Mandolin Orange seldom disappoint. The duo's spare, but fulsome songwriting captures a tone of rich tradition coupled with sensibilities of this century. "Tides Of A Teardrop," the latest release from Andrew Marlin and Emily Frantz, fulfills the promise of their earlier work.
The songs and their singers take center stage. The playing is crisp and evocative, but the core of Mandolin Orange's music is revealed in the lyrics.
Marlin captures sadness and longing, but drops hints of aspiration. His distinctive hesitative sing style suits his material. Frantz has a beautiful voice, but less idiosyncratic. It's a nice match.

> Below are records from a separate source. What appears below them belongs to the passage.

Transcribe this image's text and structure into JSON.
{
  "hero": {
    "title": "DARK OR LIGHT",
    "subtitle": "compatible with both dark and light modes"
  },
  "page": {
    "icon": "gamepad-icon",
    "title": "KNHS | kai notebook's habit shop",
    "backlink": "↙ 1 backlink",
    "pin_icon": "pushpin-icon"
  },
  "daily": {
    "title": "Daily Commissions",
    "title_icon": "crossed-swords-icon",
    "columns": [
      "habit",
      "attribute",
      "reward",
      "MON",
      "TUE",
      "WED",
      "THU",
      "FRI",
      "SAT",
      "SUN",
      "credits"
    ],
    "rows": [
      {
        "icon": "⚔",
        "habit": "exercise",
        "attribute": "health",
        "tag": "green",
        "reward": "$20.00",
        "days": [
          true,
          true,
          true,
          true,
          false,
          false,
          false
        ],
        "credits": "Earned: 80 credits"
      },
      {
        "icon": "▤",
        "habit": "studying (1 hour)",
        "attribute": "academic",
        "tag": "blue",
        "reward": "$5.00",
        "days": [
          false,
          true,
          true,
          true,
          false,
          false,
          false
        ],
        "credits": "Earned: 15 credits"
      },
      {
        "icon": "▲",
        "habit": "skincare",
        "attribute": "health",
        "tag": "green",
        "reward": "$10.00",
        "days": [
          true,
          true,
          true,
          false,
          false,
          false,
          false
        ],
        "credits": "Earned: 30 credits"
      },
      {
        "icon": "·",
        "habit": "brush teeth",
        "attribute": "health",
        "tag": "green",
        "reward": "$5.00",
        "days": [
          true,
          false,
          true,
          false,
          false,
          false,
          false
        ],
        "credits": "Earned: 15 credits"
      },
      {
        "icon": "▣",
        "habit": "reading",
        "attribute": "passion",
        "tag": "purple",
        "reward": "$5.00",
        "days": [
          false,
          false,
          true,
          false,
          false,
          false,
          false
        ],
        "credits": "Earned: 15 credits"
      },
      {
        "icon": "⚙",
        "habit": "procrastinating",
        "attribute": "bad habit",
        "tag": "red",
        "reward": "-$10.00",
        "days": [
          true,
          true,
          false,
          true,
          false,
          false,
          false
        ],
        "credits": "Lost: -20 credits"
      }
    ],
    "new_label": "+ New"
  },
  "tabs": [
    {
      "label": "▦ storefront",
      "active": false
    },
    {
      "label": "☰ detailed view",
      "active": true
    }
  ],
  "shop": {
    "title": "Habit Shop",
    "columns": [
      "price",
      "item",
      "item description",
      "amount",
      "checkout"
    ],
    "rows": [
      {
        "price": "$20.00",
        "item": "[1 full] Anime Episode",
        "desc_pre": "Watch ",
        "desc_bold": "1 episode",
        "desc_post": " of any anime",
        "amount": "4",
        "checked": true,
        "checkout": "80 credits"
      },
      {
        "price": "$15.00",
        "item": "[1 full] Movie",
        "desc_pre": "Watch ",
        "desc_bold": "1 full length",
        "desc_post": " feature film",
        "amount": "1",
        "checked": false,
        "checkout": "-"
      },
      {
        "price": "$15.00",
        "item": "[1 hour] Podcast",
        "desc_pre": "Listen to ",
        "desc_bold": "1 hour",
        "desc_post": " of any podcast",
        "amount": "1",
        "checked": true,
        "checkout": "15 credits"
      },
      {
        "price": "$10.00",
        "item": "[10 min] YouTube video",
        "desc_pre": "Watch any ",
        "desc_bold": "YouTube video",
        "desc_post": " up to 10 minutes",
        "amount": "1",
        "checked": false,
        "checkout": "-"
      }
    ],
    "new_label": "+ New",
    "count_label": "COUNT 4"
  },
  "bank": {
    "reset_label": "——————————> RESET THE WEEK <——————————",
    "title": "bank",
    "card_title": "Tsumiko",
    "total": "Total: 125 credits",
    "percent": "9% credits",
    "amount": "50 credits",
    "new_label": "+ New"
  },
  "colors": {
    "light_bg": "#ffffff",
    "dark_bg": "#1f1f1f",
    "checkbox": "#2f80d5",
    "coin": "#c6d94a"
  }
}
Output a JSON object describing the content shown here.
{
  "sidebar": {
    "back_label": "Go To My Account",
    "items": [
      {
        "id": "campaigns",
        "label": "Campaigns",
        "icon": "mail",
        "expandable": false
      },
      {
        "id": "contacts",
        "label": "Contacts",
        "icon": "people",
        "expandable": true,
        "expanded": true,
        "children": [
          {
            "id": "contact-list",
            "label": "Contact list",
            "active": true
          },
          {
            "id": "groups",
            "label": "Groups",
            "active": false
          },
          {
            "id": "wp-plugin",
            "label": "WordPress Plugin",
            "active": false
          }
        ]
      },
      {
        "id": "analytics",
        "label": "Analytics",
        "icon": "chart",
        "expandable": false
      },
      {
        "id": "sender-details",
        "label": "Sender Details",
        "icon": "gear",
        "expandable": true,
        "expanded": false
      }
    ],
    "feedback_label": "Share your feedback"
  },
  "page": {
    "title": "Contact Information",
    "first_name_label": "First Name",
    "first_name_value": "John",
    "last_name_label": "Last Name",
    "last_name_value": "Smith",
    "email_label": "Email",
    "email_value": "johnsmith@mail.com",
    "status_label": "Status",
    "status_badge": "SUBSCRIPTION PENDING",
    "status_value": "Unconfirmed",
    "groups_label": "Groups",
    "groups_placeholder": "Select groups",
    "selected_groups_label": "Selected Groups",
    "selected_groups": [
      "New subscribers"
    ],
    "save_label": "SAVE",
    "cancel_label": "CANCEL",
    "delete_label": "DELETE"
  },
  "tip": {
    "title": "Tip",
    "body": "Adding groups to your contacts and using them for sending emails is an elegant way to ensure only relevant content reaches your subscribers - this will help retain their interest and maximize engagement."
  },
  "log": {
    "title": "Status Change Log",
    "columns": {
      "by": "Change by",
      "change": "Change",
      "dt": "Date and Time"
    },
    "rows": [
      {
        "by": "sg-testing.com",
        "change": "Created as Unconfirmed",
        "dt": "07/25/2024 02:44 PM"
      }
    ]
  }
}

The songwriting is powerful. There's some sadness afoot, most especially in the later songs in the collection. But all is not gloom: "Into The Sun," sung by Franz, is hopeful, if not entirely certain in its aspirations. The loping tempo of "Like You Used To Do" contrasts to its longing for past sparkle in a relationship.
The material is rich, but mostly straightforward. There's not much effort to scratch at the core of each song's existence; it is laid bare for the listener to discover and adapt to her own circumstance.
"Mother Deer" is an emblematic Mandolin Orange work. Hitching mandolin figures and Marlin's distinctive phrasing reveals itself as a simple devotion to a dear mother, not the forest animal. In a similar vein, "Lonely All The Time" meditates on a lost family life, albeit dressed up in a steel swing milieu.
"Tides of A Teardrop" seems deeply personal, but the underlying narrative remains out of reach. The selections, well constructed and beautifully performed, are allusions to loss and wanting. The listener joins in by bringing their own experiences to these evocative tunes. Mandolin Orange is assuredly cutting its own path, and we are asked to follow.